Facing the Challenges
Zenit reports Vatican Spokesman, Fr Federico Lombardi, as saying “that harsh anti-Catholic reactions in the press are understandable, since the Christian message ‘goes against the secularized world’ and since the Church is often ‘unarmed’ -- with few ways to defend itself.” Commenting on the communications challenge, the director of L'Osservatore Romano, Giovanni Maria Vian, said that more attention given both to good information and solid formation, both in the world and within Catholicism. According to Zenit, he “lamented new stereotypes that have arisen about the Holy See, such as that it is an enemy of science, or incapable of maintaining the rhythm of communications media.’
The president of Our Sunday Visitor Publishing (USA), Gregory Erlandson, said according to Zenit, "The lack of knowledge of the faith has led in turn to an inability to distinguish what is truly unique about the faith.
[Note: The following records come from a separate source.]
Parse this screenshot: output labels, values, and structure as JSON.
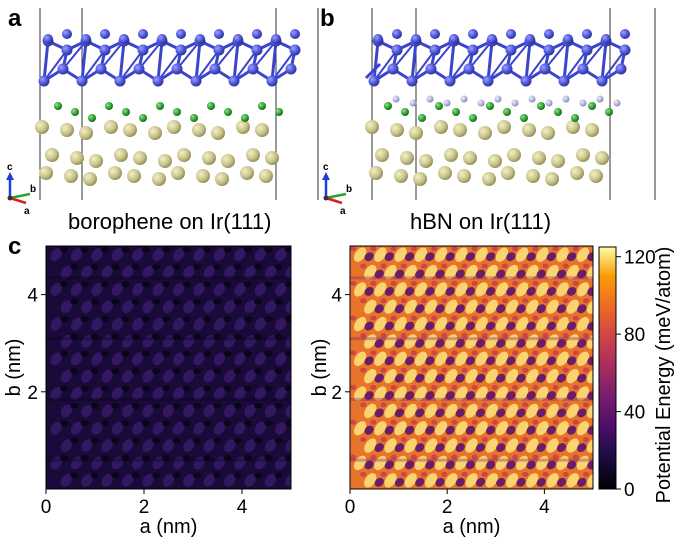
{
  "panels": {
    "a": {
      "letter": "a",
      "caption": "borophene on Ir(111)",
      "axes_labels": [
        "c",
        "b",
        "a"
      ]
    },
    "b": {
      "letter": "b",
      "caption": "hBN on Ir(111)",
      "axes_labels": [
        "c",
        "b",
        "a"
      ]
    },
    "c": {
      "letter": "c"
    }
  },
  "colors": {
    "boron": "#4a52d8",
    "substrate_top": "#2fa02f",
    "ir": "#c9c48a",
    "n_atom": "#b3b3d9",
    "axis_c": "#1f3fd6",
    "axis_b": "#2f9f2f",
    "axis_a": "#d62020"
  },
  "chart_data": [
    {
      "type": "heatmap",
      "title": "borophene on Ir(111)",
      "xlabel": "a (nm)",
      "ylabel": "b (nm)",
      "xlim": [
        0,
        5
      ],
      "ylim": [
        0,
        5
      ],
      "xticks": [
        "0",
        "2",
        "4"
      ],
      "yticks": [
        "2",
        "4"
      ],
      "value_range_meV": [
        0,
        25
      ],
      "description": "low potential energy landscape (mostly dark)"
    },
    {
      "type": "heatmap",
      "title": "hBN on Ir(111)",
      "xlabel": "a (nm)",
      "ylabel": "b (nm)",
      "xlim": [
        0,
        5
      ],
      "ylim": [
        0,
        5
      ],
      "xticks": [
        "0",
        "2",
        "4"
      ],
      "yticks": [
        "2",
        "4"
      ],
      "value_range_meV": [
        20,
        125
      ]
    }
  ],
  "colorbar": {
    "label": "Potential Energy (meV/atom)",
    "ticks": [
      "0",
      "40",
      "80",
      "120"
    ],
    "tick_values": [
      0,
      40,
      80,
      120
    ],
    "range": [
      0,
      125
    ]
  }
}
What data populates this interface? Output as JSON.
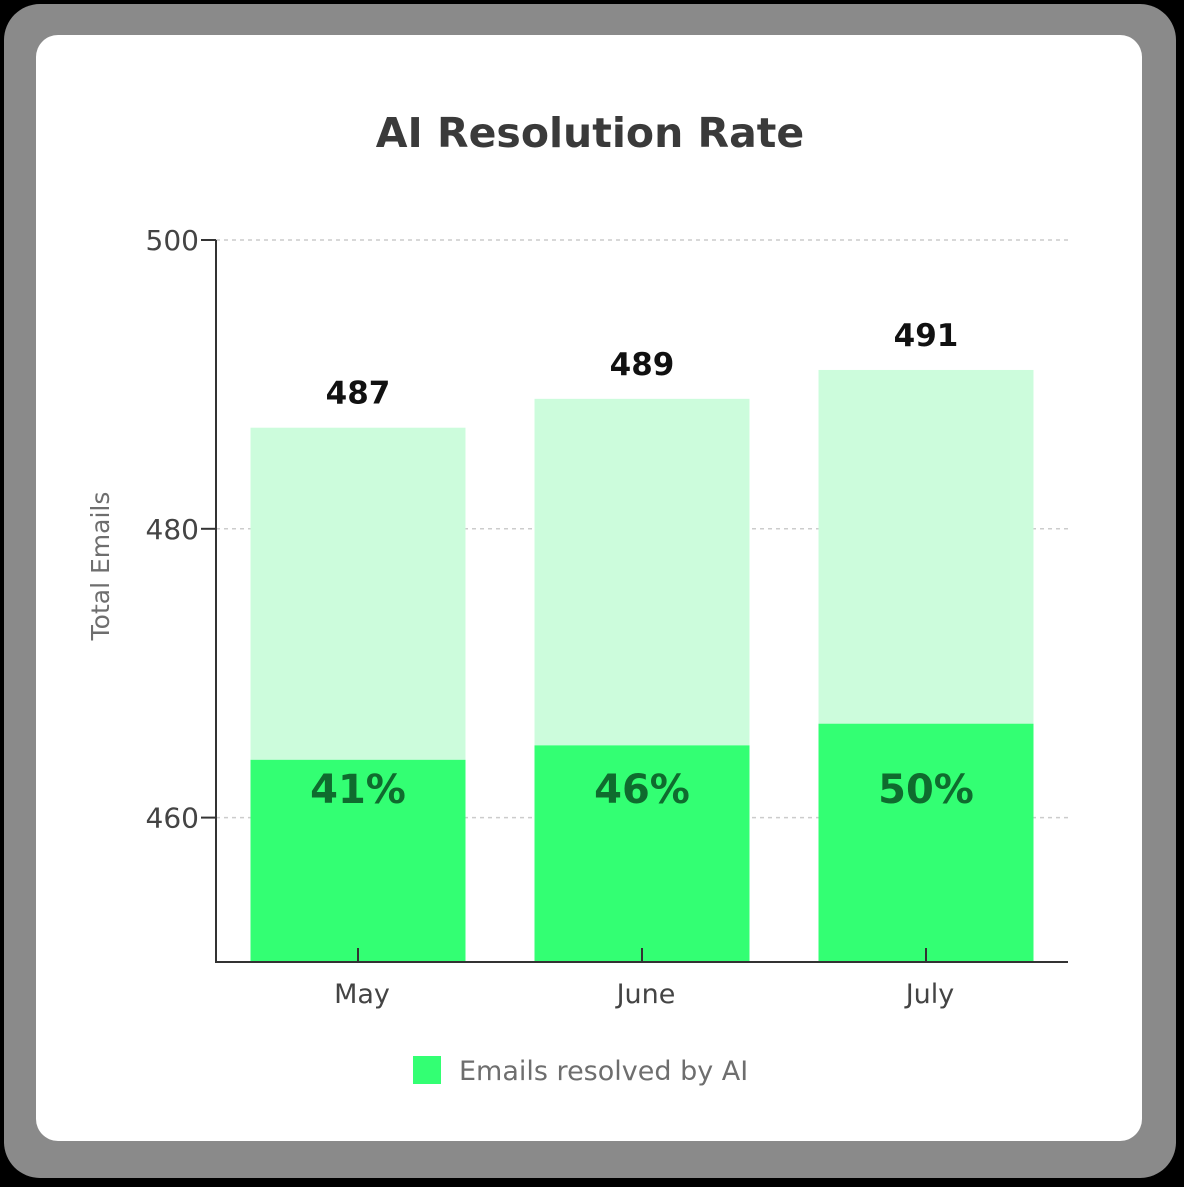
{
  "chart_data": {
    "type": "bar",
    "title": "AI Resolution Rate",
    "xlabel": "",
    "ylabel": "Total Emails",
    "categories": [
      "May",
      "June",
      "July"
    ],
    "ylim": [
      450,
      500
    ],
    "yticks": [
      460,
      480,
      500
    ],
    "grid": true,
    "series": [
      {
        "name": "Emails resolved by AI",
        "values": [
          464,
          465,
          466.5
        ],
        "labels": [
          "41%",
          "46%",
          "50%"
        ],
        "color": "#33ff73"
      },
      {
        "values": [
          487,
          489,
          491
        ],
        "labels": [
          "487",
          "489",
          "491"
        ],
        "color": "#ccfcdc"
      }
    ],
    "legend": {
      "position": "bottom-center",
      "entries": [
        "Emails resolved by AI"
      ]
    }
  },
  "colors": {
    "resolved": "#33ff73",
    "total": "#ccfcdc",
    "pct_text": "#0f6b2e",
    "axis": "#333333",
    "grid": "#cccccc"
  }
}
This also means that there is less of an impulse to seek out Catholic-identified books and publications."
Several of the Congress’ participants pointed out the Church’s credibility problem arising from the sexual abuse scandals. Zenit quotes Archbishop Celli as saying, "that although these revelations have been a shock for the Pope and for the Church, as Benedict XVI himself said to journalists accompanying him on the plane to Scotland, this grave and shameful sin does not in any way call into question the vocation and mission of the Church to be at the service of man with love." He added, “that the communications crises and scandals that the Church has gone through in recent years emphasize even more the need to have means of communication with a Catholic vocation.”
According to Zenit, “The current context in which the Catholic press moves, said Archbishop Celli, is that of ‘a dictatorship of relativism, where we witness the attempt to reduce the action of the Church and of religion to a private realm, without public importance, de-legitimizing it as if it were an enemy of man, of his liberty and dignity, in this age of sad passions.’”
Moving from Challenge to Opportunity
John Thavis, of the United States Conference of Catholic Bishops' Catholic News Service, offered some strong observations to those gathered at the conference. He asked, "How well do we really communicate with the modern world, the wider world, beyond our own ecclesial borders?” For example, as the scandal erupted in Europe at the beginning of 2010 and many secular newspapers seemed to try to lay the blame at the feet of Benedict XVI, the Catholic press knew that the Pope had been ‘methodical and determined and patient’ in trying to deal with the problem since the 1990s.”
Thavis added, “What worries me is that Catholic communicators, with all their perspective, context and fairness on the sex abuse story, have not really had much impact beyond their own limited audience. We feel frustration at times over how the mainstream media treats the Church, but this frustration is often translated into a kind of closed-circuit discussion among ourselves. There's a risk of becoming too self-congratulatory," he cautioned.
It seems to me that too often Church initiatives attempt to engage the world by selling out to the secular. What has become clear to me through the series of letters in The Irish Times was that people no longer speak with a Church vocabulary, nor do they understand it. That means that Catholic journalists need to engage the world on her terms without letting go of “the pearl of great price” which is our Catholic faith. This is what the Church is asking; this is our mission--hopefully many will choose to accept it.